Show that the sum of the series from j = 1 up to 2m of (-1)^(j+1)*(1/j) is equal to the sum of the series from j=1 up to m of (1/(m+j)).

it works for m = 1.
After assuming m = k is true, and plugging in m = k+1 i got

sum of the series from j = 1 up to 2(k+1) of (-1)^(j+1)*(1/j) is equal to the sum of the series from j=1 up to k+1 of (1/(k+j+1)).

Now the big problem I am having is with the right side. The left side is ok, i realize that it can be written as the left side of the induction hypothesis plus the next two terms. Whats really bugging me tho is the right side. I can't see any way to form the induction hypothesis out of it. This is really because of the m+j in the series.

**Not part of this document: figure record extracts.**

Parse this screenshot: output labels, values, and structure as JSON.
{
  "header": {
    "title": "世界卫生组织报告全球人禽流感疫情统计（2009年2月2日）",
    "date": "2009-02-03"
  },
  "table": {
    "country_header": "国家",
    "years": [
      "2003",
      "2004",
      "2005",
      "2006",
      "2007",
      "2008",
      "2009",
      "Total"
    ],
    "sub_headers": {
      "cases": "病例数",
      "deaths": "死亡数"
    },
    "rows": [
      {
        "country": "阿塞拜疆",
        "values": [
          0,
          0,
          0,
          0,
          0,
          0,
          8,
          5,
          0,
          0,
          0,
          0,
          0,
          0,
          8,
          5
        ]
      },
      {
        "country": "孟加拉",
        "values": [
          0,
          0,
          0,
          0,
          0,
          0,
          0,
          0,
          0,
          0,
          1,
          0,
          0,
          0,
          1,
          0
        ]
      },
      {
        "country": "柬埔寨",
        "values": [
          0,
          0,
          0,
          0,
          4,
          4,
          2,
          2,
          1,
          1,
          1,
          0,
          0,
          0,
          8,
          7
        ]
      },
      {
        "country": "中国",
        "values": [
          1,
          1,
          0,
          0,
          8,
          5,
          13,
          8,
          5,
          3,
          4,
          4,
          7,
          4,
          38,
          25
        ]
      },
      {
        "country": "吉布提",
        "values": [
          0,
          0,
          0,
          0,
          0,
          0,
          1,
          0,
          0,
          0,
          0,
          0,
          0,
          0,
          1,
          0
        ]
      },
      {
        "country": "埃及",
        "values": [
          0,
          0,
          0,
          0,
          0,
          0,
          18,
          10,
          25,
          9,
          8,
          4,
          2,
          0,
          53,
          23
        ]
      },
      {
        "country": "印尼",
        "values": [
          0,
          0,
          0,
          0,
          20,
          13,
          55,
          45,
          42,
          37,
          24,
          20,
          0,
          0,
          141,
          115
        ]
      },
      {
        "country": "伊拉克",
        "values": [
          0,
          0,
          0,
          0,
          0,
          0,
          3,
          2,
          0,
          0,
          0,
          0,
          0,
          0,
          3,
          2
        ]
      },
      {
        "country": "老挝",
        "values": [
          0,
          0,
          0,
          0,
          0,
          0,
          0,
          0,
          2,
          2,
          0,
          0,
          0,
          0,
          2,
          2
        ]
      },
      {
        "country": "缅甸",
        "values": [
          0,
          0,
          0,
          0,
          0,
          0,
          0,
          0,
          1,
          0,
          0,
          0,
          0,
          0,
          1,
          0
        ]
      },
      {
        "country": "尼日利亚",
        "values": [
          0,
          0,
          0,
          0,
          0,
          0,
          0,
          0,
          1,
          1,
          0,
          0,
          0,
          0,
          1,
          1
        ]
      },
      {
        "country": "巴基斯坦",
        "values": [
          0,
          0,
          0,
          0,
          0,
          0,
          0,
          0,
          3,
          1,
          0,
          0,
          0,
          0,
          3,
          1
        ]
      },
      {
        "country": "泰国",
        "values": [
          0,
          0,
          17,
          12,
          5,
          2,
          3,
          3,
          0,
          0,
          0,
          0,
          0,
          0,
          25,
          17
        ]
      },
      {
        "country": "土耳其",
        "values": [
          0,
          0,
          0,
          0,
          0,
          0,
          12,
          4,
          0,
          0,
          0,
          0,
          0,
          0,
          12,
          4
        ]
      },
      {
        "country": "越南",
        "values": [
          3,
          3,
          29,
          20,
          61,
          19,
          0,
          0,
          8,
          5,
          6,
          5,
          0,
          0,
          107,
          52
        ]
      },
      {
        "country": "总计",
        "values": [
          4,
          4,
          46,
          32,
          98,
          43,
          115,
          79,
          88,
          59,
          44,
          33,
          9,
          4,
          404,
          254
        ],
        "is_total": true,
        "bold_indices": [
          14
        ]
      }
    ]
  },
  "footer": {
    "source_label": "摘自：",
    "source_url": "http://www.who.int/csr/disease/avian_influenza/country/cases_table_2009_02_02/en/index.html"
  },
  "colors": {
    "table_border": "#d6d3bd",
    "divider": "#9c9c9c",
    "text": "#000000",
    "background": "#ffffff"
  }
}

Because if i want to write the sum of the series from j=1 up to k+1 of (1/(k+j+1)), but with the upper limit as k, i would write it as:

the sum of the series from j=1 up to k of (1/(k+j+1)) + 1/2(k+1) (since j = k+1)

is that correct? And if it is i can't generate the induction left hand side. Meaning i can't get rid of the summation. Am i on the right track? where did i make a mistake? Any help would be much appreciated.

 

[Ethereal]

I think I managed to do it. I assume what you're trying to prove is the following:
$$\sum_{j=1}^{2m} \frac{(-1)^{j+1}}{j} = \sum_{j=1}^m \frac{1}{j+m}$$

When you substitute m=k+1, sooner or later you would get $$\sum_{j=1}^k \frac{1}{k+j}$$on the LHS.

Here's a hint: $$\sum_{j=1}^k \frac{1}{k+j} = (\sum_{j=1}^k \frac{1}{k+1+j})\ - \ \frac{1}{k+1} \ + \ \frac{1}{(k+1)+k}$$

LaTex sure took a long time to create.

 

[M98Ranger]

To prove this statement by induction, we will first show that it is true for m=1.
For m=1, the left side of the equation becomes (-1)^2*(1/1) = 1 and the right side becomes 1/(1+1) = 1/2. So, the statement is true for m=1.

Next, we will assume that the statement is true for m=k, meaning that the sum of the series from j=1 up to 2k of (-1)^(j+1)*(1/j) is equal to the sum of the series from j=1 up to k of (1/(k+j)).
Now, we want to show that the statement is also true for m=k+1.

We can rewrite the left side of the equation as the sum of the series from j=1 up to 2k of (-1)^(j+1)*(1/j) + (-1)^(2k+2)*(1/(2k+1)) + (-1)^(2k+3)*(1/(2k+2)).
We can see that this is just the left side of the induction hypothesis plus the next two terms.

Now, we can rewrite the right side of the equation as the sum of the series from j=1 up to k of (1/(k+j)) + 1/(k+1) (since j=k+1).
We can see that this is just the right side of the induction hypothesis plus the term 1/(k+1).

Thus, we have shown that the statement is true for m=k+1.
By the principle of mathematical induction, the statement is true for all positive integers m.

In summary, we have shown that the sum of the series from j=1 up to 2m of (-1)^(j+1)*(1/j) is equal to the sum of the series from j=1 up to m of (1/(m+j)) for all positive integers m.